Centralized Procurement Tool for the Estonian Transport Administration
A comprehensive, automated lifecycle management tool designed to unify procurement planning, cost tracking, and financial reporting under one digital roof. The system replaces manual workflows, tracking infrastructure projects from initial planning to the end of the warranty period.
About the Client
| Client | Transpordiamet (TRAM) |
| Link to the project | see here |
| Start of the project | May 2025 |
| End of the project | May 2025 |
Client brief
The Challenge: Harmonizing the Engines of Infrastructure
Managing a nation’s infrastructure is a massive financial and logistical puzzle. For the Estonian Transport Administration (TRAM), the challenge wasn’t just building roads—it was managing the thousands of procurements, contracts, and payment acts that make those roads possible.
Core Problem:
Manual and Fragmented Procurement Workflows. Before the Centralized Procurement solution (HTV), TRAM managed its complex procurement processes—particularly for the Road Maintenance Plan (Teehoiukava/THK)—through disparate systems and manual methods.
- Lack of Visibility: Direct purchases were often handled via simplified applications in Delta or email, leading to poor data visibility for management.
- The Digital Void: There was no unified tool to track the entire lifecycle of an object from planning to warranty expiry.
- Financial Blind Spots: Workflows involving cost planning, forecast updates, and verification of planned vs. actual fulfillment were not automated, making oversight labor-intensive.
- Innovation Barrier: The system failure slowed down the exchange of construction-related information and hindered preparations for BIM (Building Information Modeling) integration.
- Manual Reporting: Creating reports for accounting or closing contracts in the Public Procurement Register (RHR) required manual data aggregation from multiple sources.
The Solution: A Digital Lifecycle Command Center
Wenture partnered with TRAM to design the HTV (Hanketöövahend)—a central procurement and financial tool designed to automate the entire lifecycle of an infrastructure project.
Key Technical Components:
- Unified Procurement Lifecycle Tracking: Tracks objects from initial planning through procurement and contracting to the final warranty expiry.
- Automated Cost & Forecast Management: Includes four types of cost lists (Estimated, Procurement, Offer, and Contractual) with automated monthly expenditure act (kuluakt) generation.
- Dynamic Price Adjustment Engine: Features an automated bitumen price correction module that adjusts contract values monthly based on market fluctuations published by TRAM.
- Multi-Channel Authentication: Integrated with TRAM SSO for internal users and the national TARA system (ID-card, Smart-ID) for external contractors.
- Automated Financial Reporting: Generates asset reports for accounting to register infrastructure as fixed assets in the national SAP system.
Tech Stack & Integrations:
The system is built to serve as a connected hub, pulling and pushing data to critical national systems:
- Delta: Document management.
- RHR: Public Procurement Register.
- SAP: ERP system.
- Business Register (Äriregister): Automated fetching of company data.
Methodology:
Built using service design principles, documented in Confluence, and prototyped in Figma.
Results & Impact: Efficiency at Scale
The TRAM HTV project has redefined how Estonia manages its “Teeraha” (road money).
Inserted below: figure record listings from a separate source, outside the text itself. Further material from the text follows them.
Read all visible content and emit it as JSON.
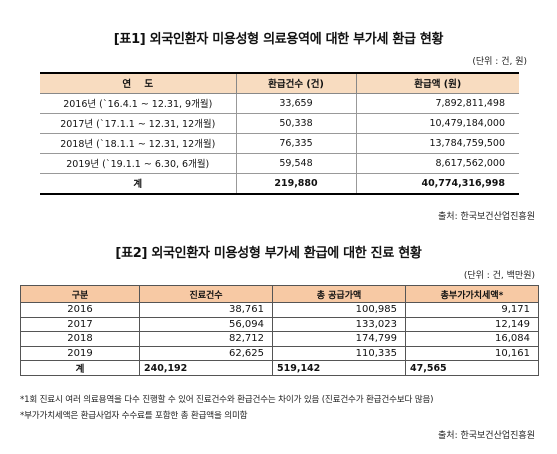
{
  "table1": {
    "title": "[표1] 외국인환자 미용성형 의료용역에 대한 부가세 환급 현황",
    "unit": "(단위 : 건, 원)",
    "headers": [
      "연    도",
      "환급건수 (건)",
      "환급액 (원)"
    ],
    "rows": [
      {
        "period": "2016년 (`16.4.1 ~ 12.31, 9개월)",
        "count": "33,659",
        "amount": "7,892,811,498"
      },
      {
        "period": "2017년 (`17.1.1 ~ 12.31, 12개월)",
        "count": "50,338",
        "amount": "10,479,184,000"
      },
      {
        "period": "2018년 (`18.1.1 ~ 12.31, 12개월)",
        "count": "76,335",
        "amount": "13,784,759,500"
      },
      {
        "period": "2019년 (`19.1.1 ~ 6.30, 6개월)",
        "count": "59,548",
        "amount": "8,617,562,000"
      }
    ],
    "total": {
      "label": "계",
      "count": "219,880",
      "amount": "40,774,316,998"
    },
    "source": "출처: 한국보건산업진흥원"
  },
  "table2": {
    "title": "[표2] 외국인환자 미용성형 부가세 환급에 대한 진료 현황",
    "unit": "(단위 : 건, 백만원)",
    "headers": [
      "구분",
      "진료건수",
      "총 공급가액",
      "총부가가치세액*"
    ],
    "rows": [
      {
        "year": "2016",
        "cases": "38,761",
        "supply": "100,985",
        "vat": "9,171"
      },
      {
        "year": "2017",
        "cases": "56,094",
        "supply": "133,023",
        "vat": "12,149"
      },
      {
        "year": "2018",
        "cases": "82,712",
        "supply": "174,799",
        "vat": "16,084"
      },
      {
        "year": "2019",
        "cases": "62,625",
        "supply": "110,335",
        "vat": "10,161"
      }
    ],
    "total": {
      "label": "계",
      "cases": "240,192",
      "supply": "519,142",
      "vat": "47,565"
    },
    "notes": [
      "*1회 진료시 여러 의료용역을 다수 진행할 수 있어 진료건수와 환급건수는 차이가 있음 (진료건수가 환급건수보다 많음)",
      "*부가가치세액은 환급사업자 수수료를 포함한 총 환급액을 의미함"
    ],
    "source": "출처: 한국보건산업진흥원"
  }
}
By replacing manual workflows with an automated reference chain, TRAM has achieved a centralized digital command center for infrastructure procurement.
Key Results:
- 90% Scoped Coverage: The tool was designed to handle the complexity of the Road Maintenance Plan, which accounts for 90% of TRAM’s procurement volume.
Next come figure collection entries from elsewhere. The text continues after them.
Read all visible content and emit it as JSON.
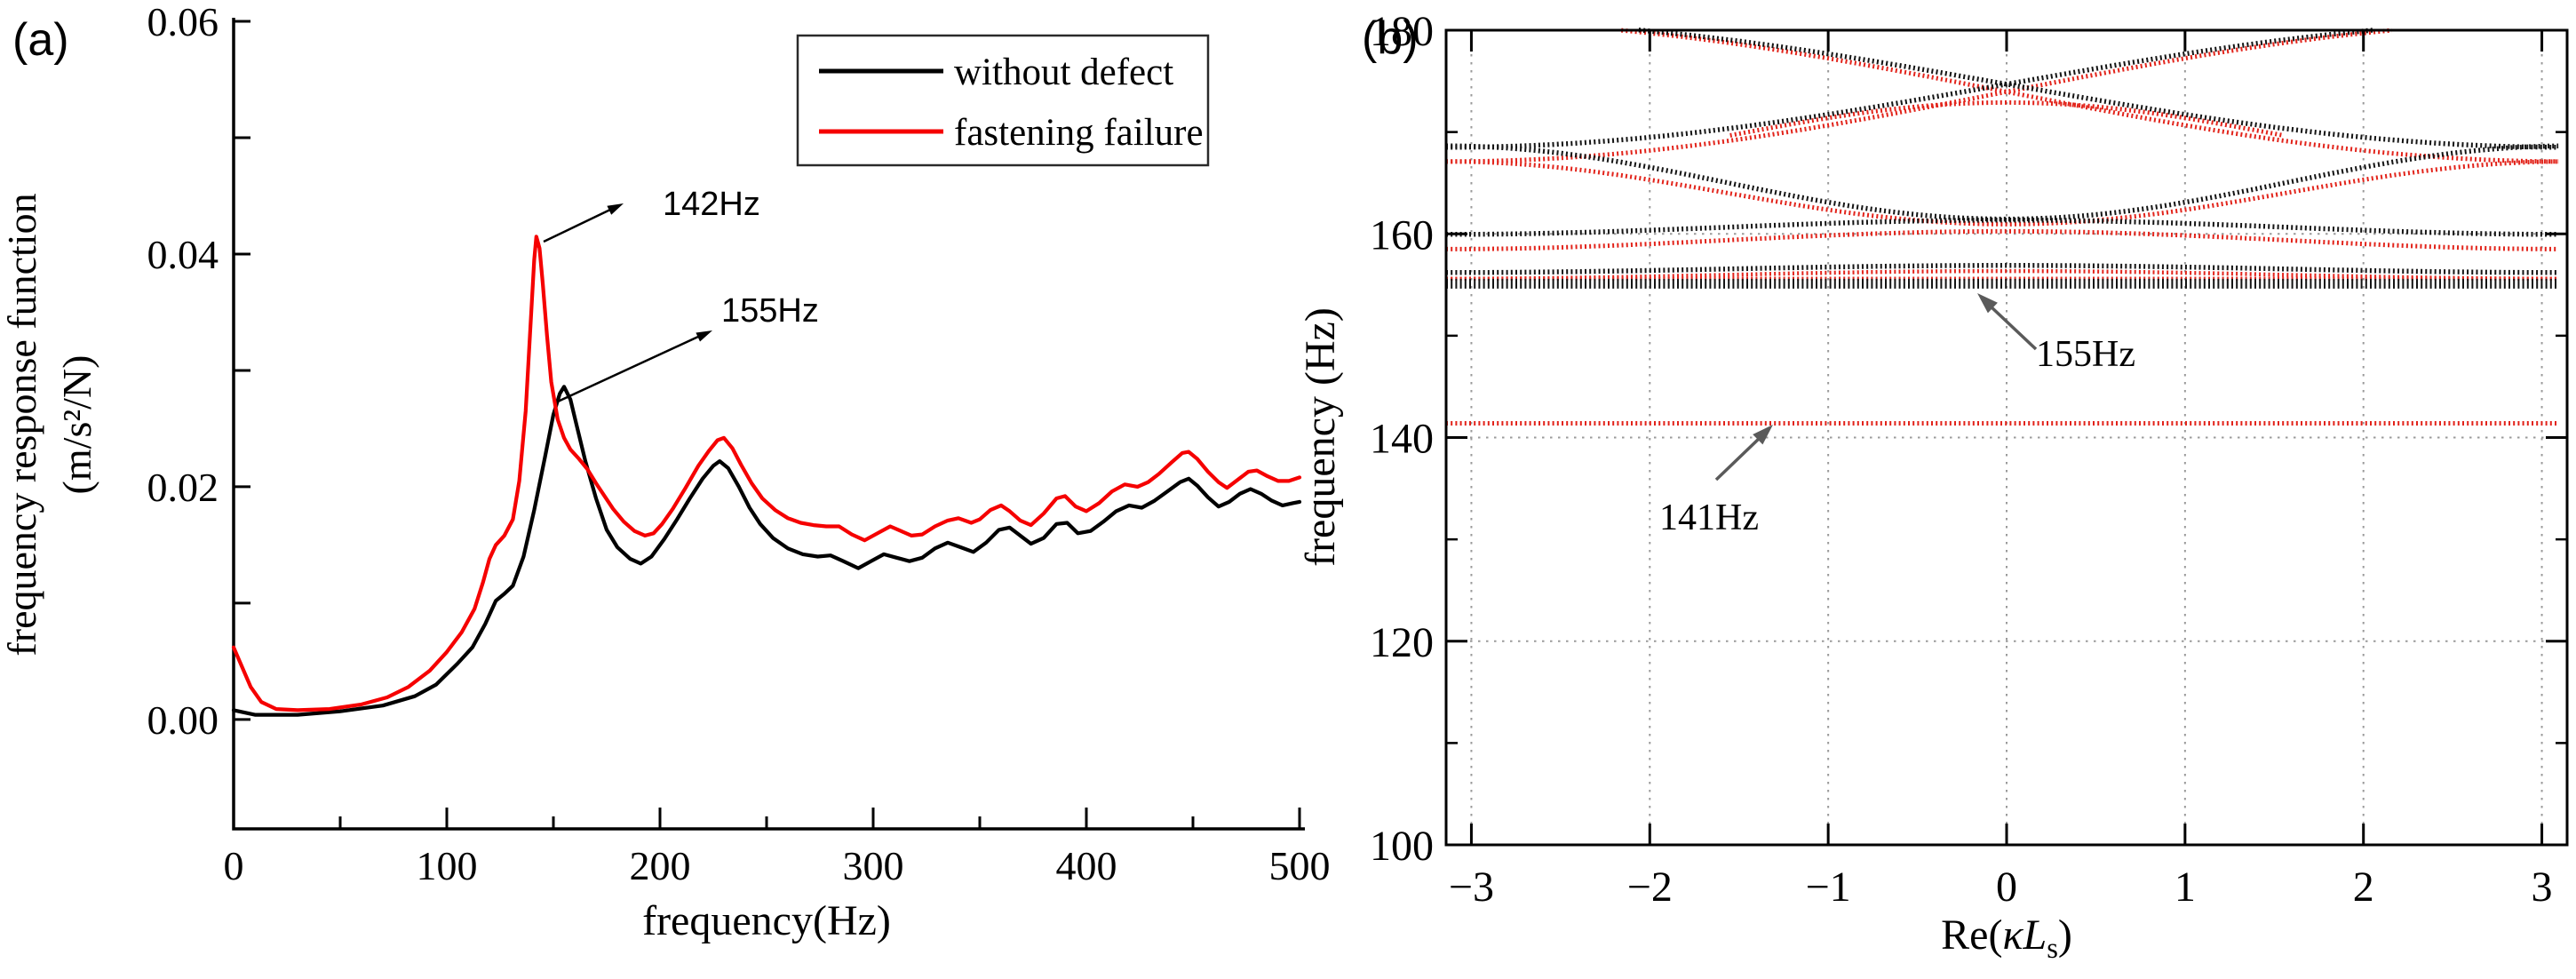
{
  "figure": {
    "panel_a_label": "(a)",
    "panel_b_label": "(b)",
    "colors": {
      "curve_red": "#f50000",
      "curve_black": "#000000",
      "band_red": "#e2231a",
      "band_black": "#141414",
      "grid_gray": "#9a9a9a",
      "arrow_gray": "#5a5a5a"
    }
  },
  "chart_data": [
    {
      "type": "line",
      "title": "",
      "xlabel": "frequency(Hz)",
      "ylabel_line1": "frequency response function",
      "ylabel_line2": "(m/s²/N)",
      "xlim": [
        0,
        500
      ],
      "ylim": [
        -0.0094,
        0.06
      ],
      "xticks_major": [
        0,
        100,
        200,
        300,
        400,
        500
      ],
      "xticks_minor": [
        50,
        150,
        250,
        350,
        450
      ],
      "yticks": [
        0,
        0.01,
        0.02,
        0.03,
        0.04,
        0.05,
        0.06
      ],
      "ytick_labels": [
        {
          "v": 0.0,
          "label": "0.00"
        },
        {
          "v": 0.02,
          "label": "0.02"
        },
        {
          "v": 0.04,
          "label": "0.04"
        },
        {
          "v": 0.06,
          "label": "0.06"
        }
      ],
      "legend": [
        {
          "label": "without defect",
          "color": "#000000"
        },
        {
          "label": "fastening failure",
          "color": "#f50000"
        }
      ],
      "annotations": [
        {
          "text": "142Hz",
          "points_to_hz": 142
        },
        {
          "text": "155Hz",
          "points_to_hz": 155
        }
      ],
      "series": [
        {
          "name": "without defect",
          "color": "#000000",
          "points": [
            [
              0,
              0.0008
            ],
            [
              10,
              0.0004
            ],
            [
              30,
              0.0004
            ],
            [
              50,
              0.0007
            ],
            [
              70,
              0.0012
            ],
            [
              85,
              0.002
            ],
            [
              95,
              0.003
            ],
            [
              105,
              0.0048
            ],
            [
              112,
              0.0062
            ],
            [
              118,
              0.0082
            ],
            [
              123,
              0.0102
            ],
            [
              127,
              0.0108
            ],
            [
              131,
              0.0115
            ],
            [
              136,
              0.014
            ],
            [
              141,
              0.018
            ],
            [
              146,
              0.0225
            ],
            [
              150,
              0.0262
            ],
            [
              153,
              0.028
            ],
            [
              155,
              0.0286
            ],
            [
              158,
              0.0275
            ],
            [
              161,
              0.0252
            ],
            [
              165,
              0.0222
            ],
            [
              170,
              0.019
            ],
            [
              175,
              0.0163
            ],
            [
              180,
              0.0148
            ],
            [
              186,
              0.0138
            ],
            [
              191,
              0.0134
            ],
            [
              196,
              0.014
            ],
            [
              202,
              0.0155
            ],
            [
              208,
              0.0172
            ],
            [
              214,
              0.019
            ],
            [
              220,
              0.0207
            ],
            [
              225,
              0.0218
            ],
            [
              228,
              0.0222
            ],
            [
              232,
              0.0216
            ],
            [
              237,
              0.02
            ],
            [
              242,
              0.0182
            ],
            [
              247,
              0.0168
            ],
            [
              253,
              0.0156
            ],
            [
              260,
              0.0147
            ],
            [
              267,
              0.0142
            ],
            [
              274,
              0.014
            ],
            [
              280,
              0.0141
            ],
            [
              286,
              0.0136
            ],
            [
              293,
              0.013
            ],
            [
              299,
              0.0136
            ],
            [
              305,
              0.0142
            ],
            [
              311,
              0.0139
            ],
            [
              317,
              0.0136
            ],
            [
              323,
              0.0139
            ],
            [
              329,
              0.0147
            ],
            [
              335,
              0.0152
            ],
            [
              341,
              0.0148
            ],
            [
              347,
              0.0144
            ],
            [
              353,
              0.0152
            ],
            [
              359,
              0.0163
            ],
            [
              364,
              0.0165
            ],
            [
              369,
              0.0158
            ],
            [
              374,
              0.0151
            ],
            [
              380,
              0.0156
            ],
            [
              386,
              0.0168
            ],
            [
              391,
              0.0169
            ],
            [
              396,
              0.016
            ],
            [
              402,
              0.0162
            ],
            [
              408,
              0.017
            ],
            [
              414,
              0.0179
            ],
            [
              420,
              0.0184
            ],
            [
              426,
              0.0182
            ],
            [
              432,
              0.0188
            ],
            [
              438,
              0.0196
            ],
            [
              444,
              0.0204
            ],
            [
              448,
              0.0207
            ],
            [
              452,
              0.0201
            ],
            [
              457,
              0.0191
            ],
            [
              462,
              0.0183
            ],
            [
              467,
              0.0187
            ],
            [
              472,
              0.0194
            ],
            [
              477,
              0.0198
            ],
            [
              482,
              0.0194
            ],
            [
              487,
              0.0188
            ],
            [
              492,
              0.0184
            ],
            [
              497,
              0.0186
            ],
            [
              500,
              0.0187
            ]
          ]
        },
        {
          "name": "fastening failure",
          "color": "#f50000",
          "points": [
            [
              0,
              0.0062
            ],
            [
              4,
              0.0045
            ],
            [
              8,
              0.0028
            ],
            [
              13,
              0.0015
            ],
            [
              20,
              0.0009
            ],
            [
              30,
              0.0008
            ],
            [
              45,
              0.0009
            ],
            [
              60,
              0.0013
            ],
            [
              72,
              0.0019
            ],
            [
              82,
              0.0028
            ],
            [
              92,
              0.0042
            ],
            [
              100,
              0.0058
            ],
            [
              107,
              0.0075
            ],
            [
              113,
              0.0095
            ],
            [
              117,
              0.0118
            ],
            [
              120,
              0.0138
            ],
            [
              123,
              0.015
            ],
            [
              127,
              0.0158
            ],
            [
              131,
              0.0172
            ],
            [
              134,
              0.0205
            ],
            [
              137,
              0.0265
            ],
            [
              139,
              0.033
            ],
            [
              141,
              0.0395
            ],
            [
              142,
              0.0415
            ],
            [
              143.5,
              0.0405
            ],
            [
              145,
              0.0375
            ],
            [
              147,
              0.033
            ],
            [
              149,
              0.029
            ],
            [
              152,
              0.0258
            ],
            [
              155,
              0.0242
            ],
            [
              158,
              0.0232
            ],
            [
              162,
              0.0224
            ],
            [
              166,
              0.0215
            ],
            [
              170,
              0.0203
            ],
            [
              174,
              0.0192
            ],
            [
              178,
              0.0181
            ],
            [
              183,
              0.017
            ],
            [
              188,
              0.0162
            ],
            [
              193,
              0.0158
            ],
            [
              197,
              0.016
            ],
            [
              201,
              0.0168
            ],
            [
              206,
              0.0181
            ],
            [
              212,
              0.0199
            ],
            [
              218,
              0.0218
            ],
            [
              223,
              0.0231
            ],
            [
              227,
              0.024
            ],
            [
              230,
              0.0242
            ],
            [
              234,
              0.0233
            ],
            [
              238,
              0.0219
            ],
            [
              243,
              0.0203
            ],
            [
              248,
              0.019
            ],
            [
              254,
              0.018
            ],
            [
              260,
              0.0173
            ],
            [
              266,
              0.0169
            ],
            [
              272,
              0.0167
            ],
            [
              278,
              0.0166
            ],
            [
              284,
              0.0166
            ],
            [
              290,
              0.0159
            ],
            [
              296,
              0.0154
            ],
            [
              302,
              0.016
            ],
            [
              308,
              0.0166
            ],
            [
              313,
              0.0162
            ],
            [
              318,
              0.0158
            ],
            [
              323,
              0.0159
            ],
            [
              329,
              0.0166
            ],
            [
              335,
              0.0171
            ],
            [
              340,
              0.0173
            ],
            [
              346,
              0.0169
            ],
            [
              350,
              0.0172
            ],
            [
              355,
              0.018
            ],
            [
              360,
              0.0184
            ],
            [
              364,
              0.0179
            ],
            [
              369,
              0.0171
            ],
            [
              374,
              0.0167
            ],
            [
              380,
              0.0177
            ],
            [
              386,
              0.019
            ],
            [
              390,
              0.0192
            ],
            [
              395,
              0.0183
            ],
            [
              400,
              0.0179
            ],
            [
              406,
              0.0186
            ],
            [
              412,
              0.0196
            ],
            [
              418,
              0.0202
            ],
            [
              424,
              0.02
            ],
            [
              429,
              0.0204
            ],
            [
              434,
              0.0211
            ],
            [
              440,
              0.0221
            ],
            [
              445,
              0.0229
            ],
            [
              448,
              0.023
            ],
            [
              452,
              0.0224
            ],
            [
              457,
              0.0213
            ],
            [
              462,
              0.0204
            ],
            [
              466,
              0.0199
            ],
            [
              471,
              0.0206
            ],
            [
              476,
              0.0213
            ],
            [
              480,
              0.0214
            ],
            [
              485,
              0.0209
            ],
            [
              490,
              0.0205
            ],
            [
              495,
              0.0205
            ],
            [
              500,
              0.0208
            ]
          ]
        }
      ]
    },
    {
      "type": "scatter-bands",
      "title": "",
      "ylabel": "frequency (Hz)",
      "xlabel_parts": [
        {
          "t": "Re(",
          "italic": 0,
          "sub": 0
        },
        {
          "t": "κ",
          "italic": 1,
          "sub": 0
        },
        {
          "t": "L",
          "italic": 1,
          "sub": 0
        },
        {
          "t": "s",
          "italic": 0,
          "sub": 1
        },
        {
          "t": ")",
          "italic": 0,
          "sub": 0
        }
      ],
      "xlim": [
        -3.14159,
        3.14159
      ],
      "ylim": [
        100,
        180
      ],
      "xticks": [
        {
          "v": -3,
          "label": "−3"
        },
        {
          "v": -2,
          "label": "−2"
        },
        {
          "v": -1,
          "label": "−1"
        },
        {
          "v": 0,
          "label": "0"
        },
        {
          "v": 1,
          "label": "1"
        },
        {
          "v": 2,
          "label": "2"
        },
        {
          "v": 3,
          "label": "3"
        }
      ],
      "yticks_major": [
        100,
        120,
        140,
        160,
        180
      ],
      "yticks_minor": [
        110,
        130,
        150,
        170
      ],
      "grid_x": [
        -3,
        -2,
        -1,
        0,
        1,
        2,
        3
      ],
      "grid_y": [
        120,
        140,
        160
      ],
      "annotations": [
        {
          "text": "155Hz",
          "points_to_hz": 155
        },
        {
          "text": "141Hz",
          "points_to_hz": 141
        }
      ],
      "bands": [
        {
          "series": "fastening failure",
          "color": "#e2231a",
          "kind": "sin",
          "c": 173.95,
          "a": 6.85,
          "w": 5
        },
        {
          "series": "fastening failure",
          "color": "#e2231a",
          "kind": "sin",
          "c": 173.95,
          "a": -6.85,
          "w": 5
        },
        {
          "series": "fastening failure",
          "color": "#e2231a",
          "kind": "cos",
          "c": 172.9,
          "a": -3.3,
          "dom": [
            -1.55,
            1.55
          ],
          "w": 5
        },
        {
          "series": "fastening failure",
          "color": "#e2231a",
          "kind": "cos",
          "c": 160.95,
          "a": 3.08,
          "w": 5
        },
        {
          "series": "fastening failure",
          "color": "#e2231a",
          "kind": "cos",
          "c": 160.25,
          "a": -0.875,
          "w": 5
        },
        {
          "series": "fastening failure",
          "color": "#e2231a",
          "kind": "cos",
          "c": 156.35,
          "a": -0.375,
          "w": 4.5
        },
        {
          "series": "fastening failure",
          "color": "#e2231a",
          "kind": "flat",
          "c": 155.6,
          "w": 4.5
        },
        {
          "series": "fastening failure",
          "color": "#e2231a",
          "kind": "flat",
          "c": 141.4,
          "w": 5
        },
        {
          "series": "without defect",
          "color": "#141414",
          "kind": "sin",
          "c": 174.7,
          "a": 6.2,
          "w": 5.5
        },
        {
          "series": "without defect",
          "color": "#141414",
          "kind": "sin",
          "c": 174.7,
          "a": -6.2,
          "w": 5.5
        },
        {
          "series": "without defect",
          "color": "#141414",
          "kind": "cos",
          "c": 161.45,
          "a": 3.594,
          "w": 5.5
        },
        {
          "series": "without defect",
          "color": "#141414",
          "kind": "cos",
          "c": 161.35,
          "a": -0.7,
          "w": 5.5
        },
        {
          "series": "without defect",
          "color": "#141414",
          "kind": "cos",
          "c": 156.9,
          "a": -0.35,
          "w": 5.5
        },
        {
          "series": "without defect",
          "color": "#141414",
          "kind": "flat",
          "c": 155.1,
          "w": 11
        }
      ]
    }
  ]
}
- Automated Compliance: Streamlined the legal requirement to report contract completion and changes (e.g., reserve usage, price changes) directly from the tool to the RHR.
- Reduced Manual Entry: Automated the fetching of Estonian company data via the Business Register, eliminating manual input for domestic contractors.
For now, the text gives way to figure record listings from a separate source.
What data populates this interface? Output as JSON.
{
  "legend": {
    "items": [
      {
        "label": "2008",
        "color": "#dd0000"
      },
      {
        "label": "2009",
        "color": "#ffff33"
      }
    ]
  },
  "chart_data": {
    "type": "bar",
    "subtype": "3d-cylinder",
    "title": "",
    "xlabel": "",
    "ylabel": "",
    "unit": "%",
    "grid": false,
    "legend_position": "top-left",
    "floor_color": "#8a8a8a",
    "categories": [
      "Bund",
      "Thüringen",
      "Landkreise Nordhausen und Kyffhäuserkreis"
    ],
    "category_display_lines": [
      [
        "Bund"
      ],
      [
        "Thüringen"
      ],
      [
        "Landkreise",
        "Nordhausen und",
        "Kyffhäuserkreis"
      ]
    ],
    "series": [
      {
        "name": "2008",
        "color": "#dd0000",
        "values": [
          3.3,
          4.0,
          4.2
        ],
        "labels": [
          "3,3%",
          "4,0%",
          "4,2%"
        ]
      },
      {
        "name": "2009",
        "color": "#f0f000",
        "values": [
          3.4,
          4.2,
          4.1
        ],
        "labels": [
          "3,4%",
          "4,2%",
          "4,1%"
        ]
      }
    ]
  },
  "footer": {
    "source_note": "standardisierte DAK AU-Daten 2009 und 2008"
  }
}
- Organizational Change: The project shifted TRAM from manual email-based tracking to an automated reference chain. It empowered both internal managers and external contractors to interact within a single system for submitting expenditure acts and tracking project health, significantly accelerating the financial closing process for major road works.
Future Plans
The work delivered—comprising detailed requirements, system architecture, and UI/UX design—serves as the blueprint for the software development phase. Furthermore, by digitizing these workflows, we have paved the way for the integration of BIM (Building Information Modeling), ensuring Estonian infrastructure management remains at the cutting edge of European standards.